Siapapun tak ingin mendapatkan takdir yang tak sejalan dengan keinginan, termasuk Asha. Sejak awal ia tahu hidupnya tak pernah sempurna, namun tak pernah ia bayangkan bahwa ketidaksempurnaan itu akan menjadi alasan seseorang untuk merendahkannya—terutama di mata Ratna, ibu mertuanya, wanita yang dinginnya mampu merontokkan kepercayaan diri siapa pun.
"Untuk apa kamu menikahi wanita seperti dia?!"
Satu kalimat yang terus menggetarkan jantungnya, menggema tanpa henti seperti bayang-bayang yang enggan pergi. Kalimat itu bukan hanya penghinaan. Itu adalah vonis, sekaligus penjara yang tak pernah bisa ia hindari.

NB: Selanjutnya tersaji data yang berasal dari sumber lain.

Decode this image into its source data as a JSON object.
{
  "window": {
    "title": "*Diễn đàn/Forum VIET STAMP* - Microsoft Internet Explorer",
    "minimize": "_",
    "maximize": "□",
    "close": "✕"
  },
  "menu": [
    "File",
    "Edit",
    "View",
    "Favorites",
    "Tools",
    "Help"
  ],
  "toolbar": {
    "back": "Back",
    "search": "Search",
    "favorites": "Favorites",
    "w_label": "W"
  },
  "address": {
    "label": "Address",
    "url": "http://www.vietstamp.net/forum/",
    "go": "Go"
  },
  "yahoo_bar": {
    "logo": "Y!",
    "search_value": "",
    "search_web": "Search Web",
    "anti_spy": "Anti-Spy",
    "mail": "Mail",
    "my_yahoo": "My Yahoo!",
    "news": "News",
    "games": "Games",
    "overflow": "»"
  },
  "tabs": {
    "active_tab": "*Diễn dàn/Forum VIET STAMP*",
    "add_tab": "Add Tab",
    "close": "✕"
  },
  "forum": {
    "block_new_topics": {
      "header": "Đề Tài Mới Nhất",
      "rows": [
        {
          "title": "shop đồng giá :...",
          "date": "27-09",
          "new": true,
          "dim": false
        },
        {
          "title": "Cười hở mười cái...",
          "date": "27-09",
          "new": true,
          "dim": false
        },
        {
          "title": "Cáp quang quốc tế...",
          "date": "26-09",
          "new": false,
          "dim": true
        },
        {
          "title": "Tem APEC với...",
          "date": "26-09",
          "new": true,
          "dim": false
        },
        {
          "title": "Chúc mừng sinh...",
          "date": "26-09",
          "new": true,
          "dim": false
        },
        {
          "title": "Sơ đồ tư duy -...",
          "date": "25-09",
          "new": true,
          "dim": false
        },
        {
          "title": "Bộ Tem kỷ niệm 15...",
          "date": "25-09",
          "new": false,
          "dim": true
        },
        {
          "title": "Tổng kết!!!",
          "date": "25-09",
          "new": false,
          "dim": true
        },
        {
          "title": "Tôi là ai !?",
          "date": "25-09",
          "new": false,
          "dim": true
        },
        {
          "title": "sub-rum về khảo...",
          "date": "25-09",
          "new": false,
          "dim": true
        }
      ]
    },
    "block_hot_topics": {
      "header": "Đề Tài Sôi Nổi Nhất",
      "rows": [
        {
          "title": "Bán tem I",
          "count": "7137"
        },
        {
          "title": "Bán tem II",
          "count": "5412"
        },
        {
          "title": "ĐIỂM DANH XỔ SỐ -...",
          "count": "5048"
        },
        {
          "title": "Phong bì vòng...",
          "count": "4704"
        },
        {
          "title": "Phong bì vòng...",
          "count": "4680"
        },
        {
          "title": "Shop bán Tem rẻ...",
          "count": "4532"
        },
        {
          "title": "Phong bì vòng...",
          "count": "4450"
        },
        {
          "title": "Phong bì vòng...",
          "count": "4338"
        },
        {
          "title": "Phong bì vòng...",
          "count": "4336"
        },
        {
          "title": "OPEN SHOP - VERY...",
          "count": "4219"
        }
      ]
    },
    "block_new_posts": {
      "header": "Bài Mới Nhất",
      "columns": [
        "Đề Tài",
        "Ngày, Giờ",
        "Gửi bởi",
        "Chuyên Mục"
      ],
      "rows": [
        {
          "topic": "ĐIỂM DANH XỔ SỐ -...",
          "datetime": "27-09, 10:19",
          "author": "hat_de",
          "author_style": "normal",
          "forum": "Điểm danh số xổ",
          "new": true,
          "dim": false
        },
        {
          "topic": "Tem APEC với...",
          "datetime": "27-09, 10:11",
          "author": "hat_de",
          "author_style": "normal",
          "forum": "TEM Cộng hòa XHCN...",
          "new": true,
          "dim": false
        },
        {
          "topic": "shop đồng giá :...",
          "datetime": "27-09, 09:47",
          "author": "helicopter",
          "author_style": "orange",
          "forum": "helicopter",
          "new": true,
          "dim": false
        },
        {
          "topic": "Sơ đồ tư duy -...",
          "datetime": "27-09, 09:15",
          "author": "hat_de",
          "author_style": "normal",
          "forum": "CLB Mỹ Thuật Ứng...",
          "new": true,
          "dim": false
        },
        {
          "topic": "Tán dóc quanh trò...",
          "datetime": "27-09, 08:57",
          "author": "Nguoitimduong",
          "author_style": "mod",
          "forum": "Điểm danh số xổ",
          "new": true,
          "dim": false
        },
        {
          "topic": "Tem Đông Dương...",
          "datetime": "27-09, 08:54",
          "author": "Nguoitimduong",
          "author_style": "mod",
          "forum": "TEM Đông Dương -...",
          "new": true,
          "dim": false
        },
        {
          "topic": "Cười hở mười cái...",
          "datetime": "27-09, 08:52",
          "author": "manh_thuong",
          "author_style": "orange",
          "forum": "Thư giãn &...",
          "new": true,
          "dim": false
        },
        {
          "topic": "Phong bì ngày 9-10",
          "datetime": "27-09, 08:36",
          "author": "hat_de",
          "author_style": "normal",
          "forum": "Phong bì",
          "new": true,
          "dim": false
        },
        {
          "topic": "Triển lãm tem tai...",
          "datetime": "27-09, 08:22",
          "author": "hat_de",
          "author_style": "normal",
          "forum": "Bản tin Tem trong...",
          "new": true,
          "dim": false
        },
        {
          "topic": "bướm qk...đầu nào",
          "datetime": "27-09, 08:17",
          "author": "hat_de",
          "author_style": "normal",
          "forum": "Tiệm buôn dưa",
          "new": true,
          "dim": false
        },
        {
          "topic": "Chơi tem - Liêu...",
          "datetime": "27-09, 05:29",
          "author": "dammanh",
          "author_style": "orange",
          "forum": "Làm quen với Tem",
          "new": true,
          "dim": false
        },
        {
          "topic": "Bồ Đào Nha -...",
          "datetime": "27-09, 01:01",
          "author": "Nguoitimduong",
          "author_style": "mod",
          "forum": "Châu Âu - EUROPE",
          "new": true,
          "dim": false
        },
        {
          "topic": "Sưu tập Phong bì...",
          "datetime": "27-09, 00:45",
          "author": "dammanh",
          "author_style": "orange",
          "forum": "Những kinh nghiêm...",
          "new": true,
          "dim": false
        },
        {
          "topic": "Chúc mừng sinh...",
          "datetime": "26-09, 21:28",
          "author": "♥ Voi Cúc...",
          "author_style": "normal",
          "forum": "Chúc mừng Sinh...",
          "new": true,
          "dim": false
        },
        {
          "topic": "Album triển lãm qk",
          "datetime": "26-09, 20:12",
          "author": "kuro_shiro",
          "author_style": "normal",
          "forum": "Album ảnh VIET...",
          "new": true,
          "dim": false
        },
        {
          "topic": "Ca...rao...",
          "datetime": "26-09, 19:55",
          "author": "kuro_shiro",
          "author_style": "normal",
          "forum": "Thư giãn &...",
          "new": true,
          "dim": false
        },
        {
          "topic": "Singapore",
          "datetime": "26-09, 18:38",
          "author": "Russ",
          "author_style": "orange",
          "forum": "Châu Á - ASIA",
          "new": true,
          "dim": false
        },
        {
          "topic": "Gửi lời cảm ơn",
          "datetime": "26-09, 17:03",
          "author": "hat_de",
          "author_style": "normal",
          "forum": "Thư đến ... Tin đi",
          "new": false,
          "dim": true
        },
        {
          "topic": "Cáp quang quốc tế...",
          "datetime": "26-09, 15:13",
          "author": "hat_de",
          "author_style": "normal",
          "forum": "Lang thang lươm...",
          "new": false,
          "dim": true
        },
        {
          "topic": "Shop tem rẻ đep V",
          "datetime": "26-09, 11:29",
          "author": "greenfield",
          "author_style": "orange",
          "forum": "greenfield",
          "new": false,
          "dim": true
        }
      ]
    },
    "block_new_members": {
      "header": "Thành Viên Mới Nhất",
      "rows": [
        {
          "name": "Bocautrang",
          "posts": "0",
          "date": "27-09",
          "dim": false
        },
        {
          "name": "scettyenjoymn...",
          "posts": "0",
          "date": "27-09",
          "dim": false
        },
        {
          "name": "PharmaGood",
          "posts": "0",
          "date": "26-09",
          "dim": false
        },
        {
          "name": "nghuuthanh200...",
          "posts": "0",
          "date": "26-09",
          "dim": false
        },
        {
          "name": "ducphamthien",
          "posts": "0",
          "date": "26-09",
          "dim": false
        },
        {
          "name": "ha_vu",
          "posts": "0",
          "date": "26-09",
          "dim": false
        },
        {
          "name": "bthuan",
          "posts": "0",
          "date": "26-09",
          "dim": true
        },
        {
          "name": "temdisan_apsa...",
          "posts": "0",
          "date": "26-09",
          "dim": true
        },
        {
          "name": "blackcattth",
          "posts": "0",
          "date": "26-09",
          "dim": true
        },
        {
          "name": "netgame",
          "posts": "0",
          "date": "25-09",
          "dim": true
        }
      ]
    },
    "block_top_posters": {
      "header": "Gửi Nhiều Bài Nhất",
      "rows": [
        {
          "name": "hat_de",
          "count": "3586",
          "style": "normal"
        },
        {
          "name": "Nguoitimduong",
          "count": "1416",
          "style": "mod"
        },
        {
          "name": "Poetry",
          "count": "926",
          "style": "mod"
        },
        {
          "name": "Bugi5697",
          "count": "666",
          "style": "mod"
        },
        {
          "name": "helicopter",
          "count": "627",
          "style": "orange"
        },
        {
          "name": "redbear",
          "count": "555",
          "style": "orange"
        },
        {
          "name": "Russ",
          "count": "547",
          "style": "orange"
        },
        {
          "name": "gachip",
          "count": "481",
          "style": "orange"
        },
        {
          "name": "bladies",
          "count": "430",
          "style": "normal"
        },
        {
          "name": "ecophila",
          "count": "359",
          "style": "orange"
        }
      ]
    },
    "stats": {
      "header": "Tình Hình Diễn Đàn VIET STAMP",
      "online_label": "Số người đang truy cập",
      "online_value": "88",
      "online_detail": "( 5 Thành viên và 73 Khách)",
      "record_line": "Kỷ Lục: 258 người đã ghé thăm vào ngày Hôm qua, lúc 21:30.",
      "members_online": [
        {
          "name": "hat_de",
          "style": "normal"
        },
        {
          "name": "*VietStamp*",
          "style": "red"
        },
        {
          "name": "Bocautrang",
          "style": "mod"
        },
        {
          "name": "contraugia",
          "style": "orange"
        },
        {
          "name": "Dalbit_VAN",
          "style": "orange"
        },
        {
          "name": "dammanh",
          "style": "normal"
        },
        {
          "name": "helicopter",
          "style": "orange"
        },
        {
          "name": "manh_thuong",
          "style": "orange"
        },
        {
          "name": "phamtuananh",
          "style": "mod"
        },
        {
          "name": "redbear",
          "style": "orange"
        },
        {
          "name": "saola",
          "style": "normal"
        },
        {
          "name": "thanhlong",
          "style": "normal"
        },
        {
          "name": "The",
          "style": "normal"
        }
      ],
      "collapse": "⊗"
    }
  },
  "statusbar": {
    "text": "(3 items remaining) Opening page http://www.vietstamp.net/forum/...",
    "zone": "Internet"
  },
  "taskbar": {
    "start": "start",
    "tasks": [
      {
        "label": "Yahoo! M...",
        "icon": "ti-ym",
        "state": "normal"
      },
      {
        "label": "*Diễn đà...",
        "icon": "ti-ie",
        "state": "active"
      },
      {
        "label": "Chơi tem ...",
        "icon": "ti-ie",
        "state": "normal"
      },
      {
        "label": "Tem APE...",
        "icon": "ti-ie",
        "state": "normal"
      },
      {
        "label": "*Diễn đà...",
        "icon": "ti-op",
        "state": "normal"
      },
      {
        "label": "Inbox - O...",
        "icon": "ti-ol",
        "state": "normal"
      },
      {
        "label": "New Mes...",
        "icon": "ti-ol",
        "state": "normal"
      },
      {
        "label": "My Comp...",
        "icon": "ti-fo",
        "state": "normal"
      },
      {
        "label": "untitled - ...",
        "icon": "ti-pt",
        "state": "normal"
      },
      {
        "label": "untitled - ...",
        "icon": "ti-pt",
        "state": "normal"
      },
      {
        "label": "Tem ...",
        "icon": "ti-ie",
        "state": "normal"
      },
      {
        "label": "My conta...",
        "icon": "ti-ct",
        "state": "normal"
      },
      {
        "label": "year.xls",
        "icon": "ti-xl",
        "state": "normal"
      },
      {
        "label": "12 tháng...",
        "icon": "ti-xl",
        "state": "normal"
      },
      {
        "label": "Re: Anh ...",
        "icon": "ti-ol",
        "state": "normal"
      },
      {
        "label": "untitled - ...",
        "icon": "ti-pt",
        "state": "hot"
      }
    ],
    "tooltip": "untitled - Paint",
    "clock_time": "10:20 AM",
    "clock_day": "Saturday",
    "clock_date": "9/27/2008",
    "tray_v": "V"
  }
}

Sejak hari itu, Asha belajar diam. Bukan karena ia lemah, tetapi karena setiap kata yang keluar dari mulutnya hanya akan memicu luka baru.
Namun ada satu hal yang membuatnya tetap bertahan.
Aditya.
Namun saat kehadiran Nadia, semua mulai berubah.
Karya ini diterbitkan atas izin NovelToon Essa Amalia Khairina, isi konten hanyalah pandangan pribadi pembuatnya, tidak mewakili NovelToon sendiri
TENTANG TENANG
Pagi menjelang dengan perlahan, membawa cahaya tipis yang menyelinap lembut melalui tirai kamar Asha. Biasanya, sinar itu membangunkannya dengan rasa hangat dan nyaman—seperti panggilan halus sang Ibu dari dapur.
Namun hari ini…
Cahaya itu justru menyoroti ruang yang terasa kosong.
Asha membuka mata perlahan. Udara kamar yang biasanya dipenuhi aroma masakan pagi ibunya kini hening, dingin, dan terasa terlalu luas untuk seorang diri.
Tak ada suara panci, tak ada langkah kaki, tak ada panggilan lembut memintanya turun membantu.
Ini adalah kali pertama ia bangun tanpa keberadaan ibunya di rumah.
Tubuhnya terbangun, tapi jiwanya terasa tertinggal di tempat lain—di makam yang baru kemarin ia tinggalkan. Ia duduk di tepi ranjang, memeluk kedua lutut, memandangi lantai yang terasa asing. Sunyi benar-benar menusuk.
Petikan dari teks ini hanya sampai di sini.